Here’s a tip

Laura K. Silver is a trustee of the Jewish Light who writes a blog for the paper’s website (  She owns The Paper Trail of St. Louis, a financial and legal concierge service. She is the mother of two elementary school-age children.

By Laura K. Silver

Let me be clear — I believe in tipping.  I think that waiters and waitresses work hard for their money and that they deserve to be compensated for a job well done. I also believe that when someone does an extraordinary job, he or she should be rewarded for going above and beyond. 

But I have to draw some lines, and here’s where they are.  First, I don’t like it when gratuity is automatically added to bills for “large parties” and then those “large parties” receive bad service.  Shouldn’t the bill say “suggested gratuity” and allow you to adjust up or down based on reality?  I recently paid 18 percent gratuity for a table of 6. We waited nearly an hour for our lunch because our waiter disappeared. We then sat waiting for our bill for an extra half hour because he never bothered to come back to us. This doesn’t seem right.

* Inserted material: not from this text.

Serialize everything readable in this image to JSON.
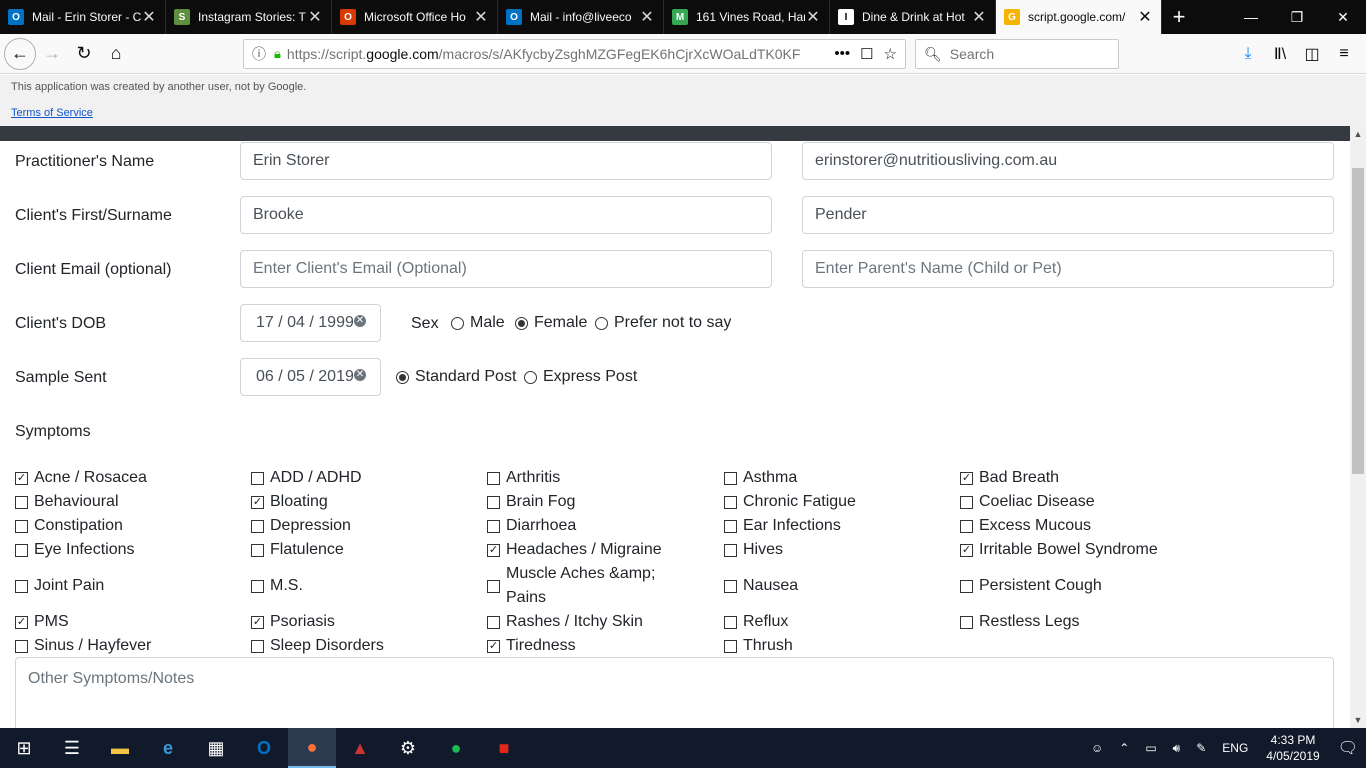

Another biggie for me is the tip jar.  I’m not sure when it became acceptable to peer pressure people into tipping at take out places, and I can’t understand what sets apart those who have them from those who don’t.  Apparently it’s customary at coffee shops, such as Starbucks but not at places that serve coffee, such as the St. Louis Bread Company.  What am I missing? 

Fast food restaurants haven’t followed the trend.  I don’t generally eat McDonalds, but I’m pretty sure I can have a walk away with a McAnything without tipping the the counter staff.  Ice cream at Baskin Robbins is still tip free, but FroYo and Chill are not. I’m now tipping for self serve?

I think we need to get back to the basics and appreciate a good server or extra special service when we see them.  This may be the best tip I can offer.